For gymnast, parallel lives

Gymnastics: Elise Ray is a Columbia high school senior, but also one with Olympic dreams as one of the nation's best at her sport.

January 28, 2000|By Stan Rappaport | Stan Rappaport,SUN STAFF

Elise Ray doesn't need to get a life.

She already has two.

During the school day, Ray is a senior at Wilde Lake High School in Columbia.

For much of the rest of her time, Ray is a gymnast -- a very good gymnast.

Ray was eighth in the all-around at the 1999 world championships, the best finish by a U.S. woman since Dominique Moceanu's fifth-place standing in 1995. She is perhaps the best female gymnast in the country and considered a top medal hope in the Summer Olympics, which begin Sept. 15 in Sydney, Australia.

You need to know that about Ray, because you won't get it from her.

"If someone doesn't bring up the subject of gymnastics, she'll never talk about it," said Ray's brother, Taylor, a James Madison University sophomore. "She's modest."

Ray, who will compete tomorrow in the Aussie Haircare Gymnastics Invitational in St. Petersburg, Fla., a qualifying meet for the Feb. 26 American Cup, has managed to keep her life as normal as possible.

"Balance is very important to Elise. It's always been that way," said Linda Johnson, her longtime choreographer. "She has a keen awareness of how to maintain that balance."

Ray's gymnastics schedule is demanding. She's up at 5 a.m. every school morning except Thursday to make a 6-to-7: 30 a.m. practice. Her mother, Ellen, or father, Bill, drives her the 40 minutes to Kelli Hill's Training Center in Gaithersburg, then drops Ray back at Wilde Lake in time for class.

Ray, who will turn 18 on Feb. 6, drives herself to afternoon practices from 3 to 8 Monday through Thursday. And don't forget Saturday's practices from 7 a.m. to noon.

There also are the trips. For years, she has traveled the country (too many cities to name) and the world (China, Japan, Canada, Guatemala, to name a few).

Through it all, Ray has managed to keep perspective.

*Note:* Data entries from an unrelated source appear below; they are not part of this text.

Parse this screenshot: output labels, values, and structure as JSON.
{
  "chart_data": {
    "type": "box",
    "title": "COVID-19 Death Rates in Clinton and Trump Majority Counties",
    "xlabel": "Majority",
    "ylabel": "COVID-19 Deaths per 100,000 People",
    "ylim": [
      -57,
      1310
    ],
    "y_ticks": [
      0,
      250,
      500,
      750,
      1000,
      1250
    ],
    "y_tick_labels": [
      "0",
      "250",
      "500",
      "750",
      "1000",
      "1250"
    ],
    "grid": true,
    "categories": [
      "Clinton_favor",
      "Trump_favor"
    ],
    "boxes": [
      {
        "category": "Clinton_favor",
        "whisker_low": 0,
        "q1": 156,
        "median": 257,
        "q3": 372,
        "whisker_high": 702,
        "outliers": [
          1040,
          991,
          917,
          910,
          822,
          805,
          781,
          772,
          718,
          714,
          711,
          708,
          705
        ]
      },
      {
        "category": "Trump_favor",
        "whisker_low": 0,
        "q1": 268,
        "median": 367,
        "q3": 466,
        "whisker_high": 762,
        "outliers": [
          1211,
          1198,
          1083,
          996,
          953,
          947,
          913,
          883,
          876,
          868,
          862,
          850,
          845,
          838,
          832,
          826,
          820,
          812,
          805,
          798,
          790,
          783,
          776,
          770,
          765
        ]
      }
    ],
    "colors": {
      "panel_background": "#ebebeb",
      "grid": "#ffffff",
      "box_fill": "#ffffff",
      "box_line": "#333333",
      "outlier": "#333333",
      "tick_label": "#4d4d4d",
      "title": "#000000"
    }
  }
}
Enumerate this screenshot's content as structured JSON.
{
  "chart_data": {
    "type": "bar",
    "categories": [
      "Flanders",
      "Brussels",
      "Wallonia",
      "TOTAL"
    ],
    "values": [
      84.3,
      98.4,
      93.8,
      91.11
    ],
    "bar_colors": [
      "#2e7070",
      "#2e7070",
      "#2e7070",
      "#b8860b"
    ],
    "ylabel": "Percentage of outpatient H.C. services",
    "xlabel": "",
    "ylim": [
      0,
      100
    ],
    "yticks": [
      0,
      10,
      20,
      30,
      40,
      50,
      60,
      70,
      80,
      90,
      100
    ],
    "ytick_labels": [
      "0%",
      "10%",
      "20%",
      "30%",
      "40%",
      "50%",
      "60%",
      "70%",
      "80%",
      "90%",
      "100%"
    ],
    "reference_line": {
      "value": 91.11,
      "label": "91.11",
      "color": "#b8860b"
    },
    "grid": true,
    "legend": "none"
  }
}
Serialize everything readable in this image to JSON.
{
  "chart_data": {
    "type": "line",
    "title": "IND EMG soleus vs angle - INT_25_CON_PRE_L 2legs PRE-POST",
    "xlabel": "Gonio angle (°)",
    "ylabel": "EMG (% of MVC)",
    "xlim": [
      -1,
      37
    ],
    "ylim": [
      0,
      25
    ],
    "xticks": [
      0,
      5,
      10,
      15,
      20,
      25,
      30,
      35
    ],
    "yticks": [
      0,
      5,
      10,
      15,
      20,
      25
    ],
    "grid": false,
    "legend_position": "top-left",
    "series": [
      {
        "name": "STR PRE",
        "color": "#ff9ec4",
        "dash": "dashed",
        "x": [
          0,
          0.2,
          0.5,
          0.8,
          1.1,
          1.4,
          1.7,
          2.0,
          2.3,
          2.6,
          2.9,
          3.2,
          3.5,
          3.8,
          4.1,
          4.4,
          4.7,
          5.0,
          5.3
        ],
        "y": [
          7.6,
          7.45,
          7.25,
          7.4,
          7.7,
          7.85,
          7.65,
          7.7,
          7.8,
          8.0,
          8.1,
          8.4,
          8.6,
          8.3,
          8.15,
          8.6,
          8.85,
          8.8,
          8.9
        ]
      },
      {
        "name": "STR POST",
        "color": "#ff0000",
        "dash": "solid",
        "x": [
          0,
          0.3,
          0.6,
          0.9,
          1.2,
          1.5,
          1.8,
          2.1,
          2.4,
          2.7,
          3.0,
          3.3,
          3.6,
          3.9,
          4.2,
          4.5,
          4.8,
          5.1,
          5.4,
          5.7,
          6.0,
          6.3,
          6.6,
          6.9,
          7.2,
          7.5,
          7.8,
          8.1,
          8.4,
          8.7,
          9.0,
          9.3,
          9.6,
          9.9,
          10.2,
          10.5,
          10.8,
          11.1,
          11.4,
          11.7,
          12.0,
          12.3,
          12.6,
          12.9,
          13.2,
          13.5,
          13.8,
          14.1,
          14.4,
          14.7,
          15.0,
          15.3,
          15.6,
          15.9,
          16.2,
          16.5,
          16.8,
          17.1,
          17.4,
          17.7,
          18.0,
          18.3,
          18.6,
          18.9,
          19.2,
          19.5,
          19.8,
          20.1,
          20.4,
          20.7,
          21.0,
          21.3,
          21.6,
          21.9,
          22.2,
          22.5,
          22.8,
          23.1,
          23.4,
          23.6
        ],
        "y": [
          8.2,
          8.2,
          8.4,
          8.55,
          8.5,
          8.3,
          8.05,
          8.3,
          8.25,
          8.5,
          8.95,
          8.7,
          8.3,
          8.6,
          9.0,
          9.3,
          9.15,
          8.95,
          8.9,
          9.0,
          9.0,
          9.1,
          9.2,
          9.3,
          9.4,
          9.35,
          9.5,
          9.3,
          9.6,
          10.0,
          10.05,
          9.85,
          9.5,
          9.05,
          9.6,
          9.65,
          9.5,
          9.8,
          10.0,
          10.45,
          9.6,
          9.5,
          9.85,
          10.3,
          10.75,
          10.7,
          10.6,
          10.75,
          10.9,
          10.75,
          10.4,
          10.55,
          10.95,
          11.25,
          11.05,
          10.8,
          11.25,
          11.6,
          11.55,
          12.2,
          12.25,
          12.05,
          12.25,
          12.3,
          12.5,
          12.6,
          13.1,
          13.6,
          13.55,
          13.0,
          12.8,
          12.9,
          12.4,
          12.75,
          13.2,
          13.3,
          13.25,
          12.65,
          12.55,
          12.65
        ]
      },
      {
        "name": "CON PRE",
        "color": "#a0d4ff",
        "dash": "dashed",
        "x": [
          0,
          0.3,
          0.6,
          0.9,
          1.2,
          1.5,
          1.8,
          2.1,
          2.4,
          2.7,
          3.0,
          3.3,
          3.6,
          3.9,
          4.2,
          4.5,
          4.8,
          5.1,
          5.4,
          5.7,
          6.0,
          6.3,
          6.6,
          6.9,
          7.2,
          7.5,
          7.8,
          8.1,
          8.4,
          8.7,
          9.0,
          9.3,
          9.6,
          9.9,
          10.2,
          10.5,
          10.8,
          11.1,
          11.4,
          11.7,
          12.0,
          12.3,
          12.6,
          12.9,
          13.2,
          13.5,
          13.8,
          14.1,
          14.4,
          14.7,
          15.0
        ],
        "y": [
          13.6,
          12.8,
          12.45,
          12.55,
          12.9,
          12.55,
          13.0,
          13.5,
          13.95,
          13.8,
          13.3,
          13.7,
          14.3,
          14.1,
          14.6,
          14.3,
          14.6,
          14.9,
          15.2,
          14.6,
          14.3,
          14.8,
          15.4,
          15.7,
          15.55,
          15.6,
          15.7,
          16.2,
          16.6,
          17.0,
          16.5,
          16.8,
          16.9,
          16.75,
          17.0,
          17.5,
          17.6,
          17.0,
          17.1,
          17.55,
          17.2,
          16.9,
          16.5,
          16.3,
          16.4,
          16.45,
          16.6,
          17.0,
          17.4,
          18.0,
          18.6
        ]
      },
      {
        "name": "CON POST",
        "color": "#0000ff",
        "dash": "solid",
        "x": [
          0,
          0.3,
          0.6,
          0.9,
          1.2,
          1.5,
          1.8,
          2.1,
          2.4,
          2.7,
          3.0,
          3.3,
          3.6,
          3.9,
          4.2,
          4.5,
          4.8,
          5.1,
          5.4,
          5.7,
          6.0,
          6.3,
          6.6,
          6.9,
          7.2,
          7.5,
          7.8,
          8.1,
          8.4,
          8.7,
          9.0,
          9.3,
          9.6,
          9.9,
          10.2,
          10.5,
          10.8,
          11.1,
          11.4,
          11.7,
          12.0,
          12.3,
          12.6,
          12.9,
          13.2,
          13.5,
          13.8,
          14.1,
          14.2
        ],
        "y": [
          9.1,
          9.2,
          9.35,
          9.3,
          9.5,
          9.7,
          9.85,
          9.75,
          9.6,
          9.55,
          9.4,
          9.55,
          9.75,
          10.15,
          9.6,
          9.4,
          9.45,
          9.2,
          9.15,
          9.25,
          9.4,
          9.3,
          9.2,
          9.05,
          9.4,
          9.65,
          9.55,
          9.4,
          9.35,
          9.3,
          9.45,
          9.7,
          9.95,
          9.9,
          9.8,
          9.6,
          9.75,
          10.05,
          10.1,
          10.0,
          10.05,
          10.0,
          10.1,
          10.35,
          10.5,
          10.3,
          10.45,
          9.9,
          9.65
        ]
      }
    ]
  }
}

"She's accomplished a lot and doesn't act differently than anyone else," said Lucy Howey, a friend and Wilde Lake classmate. "She comes to school and wants to have a school life and school friends. She doesn't want to be known just as a gymnast."

Said Ray: "I definitely think about my gymnastics and my school being two completely different things, and I think that's one of the things that really helps me. If I have a bad day at the gym, I know I can come [to Wilde Lake], and it will be completely different. I'm just a regular student. I like that. I want that."

That's important, said Hill, Ray's coach for five years.

"I don't want them to look back and say they gave up their youth and teen-age years for gymnastics," said Hill, who coached 1996 Olympic gold medalist Dominique Dawes. "You can do both."

Ray's parents have driven her, but only by car.

"They've never pressured me. It's just the opposite," said Ray, who has accepted a scholarship to the University of Michigan and plans to enroll next January. "Not only do they get up at 5 a.m. to drive me to practice, they listen to me when I need to complain, and comfort me when I need to cry. And they make me laugh. They're so good about it."

Ellen Ray is a nurse and midwife for an obstetrics group in Columbia. Bill Ray is a psychotherapist for Meninger Care.

"We're pretty laid-back," said Ellen Ray. "We're incredibly proud of her, but we respect her need to have her own independence and her own life. We're here to support her -- that's our role -- and sometimes, that means not talking about gymnastics.

"She knows we're here for her, but we really try to keep a back seat. We're not in charge of this; she is. This is her dream -- her dream, her goal. That's, to us, what's most important."

There was no goal or dream when Ray began with tumbling. She was 5.

"Elise was in a Howard County Parks and Recreation tumbling class," said her mother. "I remember the teacher telling me that Elise had a lot of talent and that I should put her in gymnastics."

A year later, Ray was in her first class at Gymnastics Plus in Columbia. She later moved to Docksiders Gymnastics in Millersville and then joined Hill, who could provide her the training to compete at the international and Olympic levels.

Training at Hill's gym also gave Ray the chance to work with Dawes, who earned an Olympic bronze medal in floor exercise and a team gold at the Atlanta Games.

"I learned a lot from working out with that group," Ray said. "Dominique and I just clicked. She's a wonderful person and an incredible gymnast, and working out with her and seeing her go to the Olympics was an inspiration."

`Fluid, graceful, elegant'

Ray, who is 5 feet tall and weighs 102 pounds, is strong, flexible and athletic. She is not, however, a powerhouse gymnast.

"Most people who don't know anything about the sport are so impressed with how easy and how beautiful she makes gymnastics look," Hill said. "It's a very fluid, graceful, elegant quality that she has."